Utricularia can be variable in many ways, especially flower color. But as a rule yellow flowered species like U. prehensilis are almost always consistently yellow flowered. In contrast, species that have flowers colored with whites, pinks, lilacs, and purples are prone to great variation in flower coloration (i.e. see the discussion of U.calycifida in the last installment of this series). Of course there are some exceptions to this, for example those yellow flowered plants which can produce small white or reddish cleistogamous flowers (e.g. U. subulata), or two species that are normally purple but with occasional yellow forms (i.e. U. spiralis and U. tortilis). Still, it is a useful rule to remember.

thumbCultivation of this species is easy. It will grow in pure milled Sphagnum or a 2:1 peat-sand mix. I grow mine in moss and my plants flower well. I do not advise live Sphagnum, especially species with coarse and large tufts, because they will overwhelm the Utricularia. As with all my carnivorous plants, I use water purified by distillation or reverse osmosis. I keep the water level 2-5 cm beneath the soil surface but some growers raise the water level to the soil surface or even submerge the plants when they become established. I have found this to be a successful method but if you grow your pot of U. prehensilis in a deep tray of water with other pots of plants, stolons from the plant will quickly grow out of the pot and invade the neighboring pots. This plant enjoys warm temperatures but is not picky, 15-32°C (60-90°F) is fine. If temperatures are too high, the flower scapes may abort, even if they are more than 30 cm long. I grow my U. prehensilis in terraria under fluorescent lights and in the greenhouse under 50% shade cloth. Its cultural needs are easily met, so the only challenge the plant offers is when it flowers. Left on its own, the questing scape will quickly find other nearby plants--including other U. prehensilis scapes--and will wind around them. I forgot about this once and when I checked on the plant a few weeks later, one scape had found my D. regia and the other a large clump of D. binata dichotoma--when I finished untangling the mess I was thoroughly slimed. The easiest way to restrain the plant is to insert a vertical stick into the pot and let the scapes wind around that. I use chopsticks, and when they reach the top I train them back to the bottom and let them climb up again (Figure 2). Since crawling pests such as wingless aphids use toppled scapes as bridges from one pot to the next, training the scapes can decrease the occasional insect problems that inevitably occur in greenhouses.

In the wild, U. prehensilis grows in tropical and South Africa, and in Madagascar. In this range it grows in bogs and often shallow water. It typically flowers during the wet season, but in permanently wet conditions it flowers all year. I keep my plants constantly wet and they flower year round, but most heavily during the late winter and spring.

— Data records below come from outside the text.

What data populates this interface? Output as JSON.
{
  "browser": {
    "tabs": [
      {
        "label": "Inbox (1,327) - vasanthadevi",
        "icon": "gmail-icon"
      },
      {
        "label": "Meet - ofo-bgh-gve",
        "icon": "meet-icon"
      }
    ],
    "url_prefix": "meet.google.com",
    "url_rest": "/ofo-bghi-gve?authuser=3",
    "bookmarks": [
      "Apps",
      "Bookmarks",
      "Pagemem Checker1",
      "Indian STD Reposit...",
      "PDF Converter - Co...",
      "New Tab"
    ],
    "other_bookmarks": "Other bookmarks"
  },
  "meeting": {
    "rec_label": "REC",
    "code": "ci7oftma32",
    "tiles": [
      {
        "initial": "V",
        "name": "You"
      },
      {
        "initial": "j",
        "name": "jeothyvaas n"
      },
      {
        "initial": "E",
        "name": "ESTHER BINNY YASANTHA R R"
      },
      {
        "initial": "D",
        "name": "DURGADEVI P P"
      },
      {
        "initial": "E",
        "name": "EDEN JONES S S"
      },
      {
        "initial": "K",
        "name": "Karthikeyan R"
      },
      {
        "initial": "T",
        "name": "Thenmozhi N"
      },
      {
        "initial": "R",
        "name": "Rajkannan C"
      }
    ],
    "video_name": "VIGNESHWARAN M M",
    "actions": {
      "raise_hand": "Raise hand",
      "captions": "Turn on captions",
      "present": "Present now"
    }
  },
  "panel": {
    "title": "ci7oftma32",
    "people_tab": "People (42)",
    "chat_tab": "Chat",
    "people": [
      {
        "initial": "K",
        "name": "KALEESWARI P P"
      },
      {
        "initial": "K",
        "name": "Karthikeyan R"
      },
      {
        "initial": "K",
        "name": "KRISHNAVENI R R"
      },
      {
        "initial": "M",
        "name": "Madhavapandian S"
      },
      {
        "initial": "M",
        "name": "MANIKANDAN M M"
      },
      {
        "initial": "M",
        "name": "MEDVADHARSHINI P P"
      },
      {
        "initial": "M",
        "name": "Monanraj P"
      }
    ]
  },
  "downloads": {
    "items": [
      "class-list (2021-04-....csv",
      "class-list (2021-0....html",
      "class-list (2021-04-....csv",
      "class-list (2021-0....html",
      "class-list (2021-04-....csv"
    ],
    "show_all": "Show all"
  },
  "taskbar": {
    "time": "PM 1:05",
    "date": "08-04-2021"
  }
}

Growing and studying carnivorous plants is fulfilling for many reasons. We may marvel at their beauty and form, be fascinated by how they fill difficult ecological niches, enjoy the challenges posed by growing them, or even take ghoulish delight in how they devour their prey. But as I watch the curiously probing scapes of U. prehensilis thrash around, fitfully searching the air one day and then sliding against a terrarium wall which offers no foot-hold (and I use that term uneasily) the next, I know it is the only carnivorous plant that makes me laugh.